As the car-sharing market in Japan rapidly expands, major carmakers have been pressing down on the accelerator to get a share of the business.
Against a backdrop of consumers shifting away from owning their own vehicle to sharing one, the carmaker business model centred on vehicle production and sales has reached a turning point.
In an underground carpark in Tokyo’s Shinjuku area, three Nissan Motor vehicles used in the carmaker’s car-sharing service are lined up together.
By completing a membership registration in advance and reserving a vehicle through a smartphone, a car can be borrowed for fees that start from 200 yen (S$2.50) for 15 minutes.
Nissan, which entered the car-sharing business in January, has 44 vehicles available in Tokyo, Osaka, Kyoto and elsewhere, and plans to add to the fleet.
According to the Foundation for Promoting Personal Mobility and Ecological Transportation, car-sharing services in Japan have over 1.32 million registered members, about a fivefold increase from five years ago.
An official of Park24, which operates the nation’s largest car-sharing service Times Car Plus, said one reason for the rapid growth was the spread of smartphones, which have made it easy to search for available vehicles and make reservations.

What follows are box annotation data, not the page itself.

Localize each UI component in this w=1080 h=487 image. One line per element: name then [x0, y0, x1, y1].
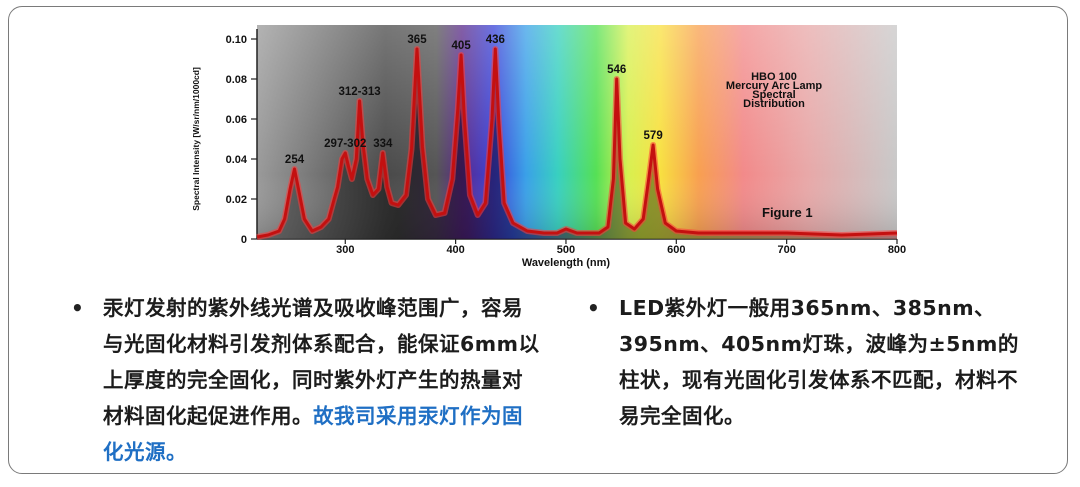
chart-title-line: Distribution [743, 98, 805, 110]
bullet-list-left: • 汞灯发射的紫外线光谱及吸收峰范围广，容易与光固化材料引发剂体系配合，能保证6… [71, 290, 541, 470]
bullet-item-mercury: • 汞灯发射的紫外线光谱及吸收峰范围广，容易与光固化材料引发剂体系配合，能保证6… [71, 290, 541, 470]
chart-title: HBO 100 Mercury Arc Lamp Spectral Distribut… [726, 71, 822, 110]
bullet-text: LED紫外灯一般用365nm、385nm、395nm、405nm灯珠，波峰为±5… [619, 296, 1019, 428]
peak-label: 254 [285, 154, 305, 166]
y-tick-label: 0.10 [226, 34, 247, 46]
y-tick-label: 0.08 [226, 74, 247, 86]
peak-label: 546 [607, 64, 626, 76]
bullet-item-led: • LED紫外灯一般用365nm、385nm、395nm、405nm灯珠，波峰为… [587, 290, 1027, 434]
y-tick-label: 0.02 [226, 194, 247, 206]
x-tick-label: 500 [557, 244, 575, 256]
x-axis-label: Wavelength (nm) [522, 257, 611, 269]
chart-title-line: Mercury Arc Lamp [726, 80, 822, 92]
x-tick-label: 800 [888, 244, 906, 256]
x-tick-label: 300 [336, 244, 354, 256]
chart-title-line: Spectral [752, 89, 795, 101]
y-axis-label: Spectral Intensity [W/sr/nm/1000cd] [191, 67, 201, 211]
chart-title-line: HBO 100 [751, 71, 797, 83]
bullet-highlight: 故我司采用汞灯作为固化光源。 [103, 404, 523, 464]
x-tick-label: 700 [777, 244, 795, 256]
x-tick-label: 400 [446, 244, 464, 256]
peak-label: 405 [452, 40, 472, 52]
peak-label: 365 [407, 34, 427, 46]
bullet-dot: • [71, 296, 85, 320]
content-card: 0 0.02 0.04 0.06 0.08 0.10 300 400 500 600 700 800 … [8, 6, 1068, 474]
bullet-text: 汞灯发射的紫外线光谱及吸收峰范围广，容易与光固化材料引发剂体系配合，能保证6mm… [103, 296, 540, 428]
y-tick-label: 0.04 [226, 154, 248, 166]
figure-label: Figure 1 [762, 205, 813, 220]
bullet-dot: • [587, 296, 601, 320]
peak-label: 436 [486, 34, 505, 46]
x-tick-label: 600 [667, 244, 685, 256]
peak-label: 312-313 [339, 86, 381, 98]
spectrum-curve [256, 47, 898, 239]
bullet-list-right: • LED紫外灯一般用365nm、385nm、395nm、405nm灯珠，波峰为… [587, 290, 1027, 434]
y-tick-label: 0.06 [226, 114, 247, 126]
y-tick-label: 0 [241, 234, 247, 246]
peak-label: 334 [373, 138, 393, 150]
peak-label: 579 [644, 130, 663, 142]
peak-label: 297-302 [324, 138, 366, 150]
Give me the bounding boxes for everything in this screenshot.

Expecting the car-sharing market to continue growing, Honda also entered the business in earnest in November. Toyota has formed a tie-up with Park24 and is pushing ahead with a trial, in which rented vehicles can be returned to a different place from where they were picked up.
The trend has industry insiders worried. “If more people share vehicles, sales will go down,” one major carmaker official said.
But behind the carmakers’ efforts to strengthen their presence in services, including the car-sharing business, lies a shared sense of crisis that they must avoid being left behind as the market expands.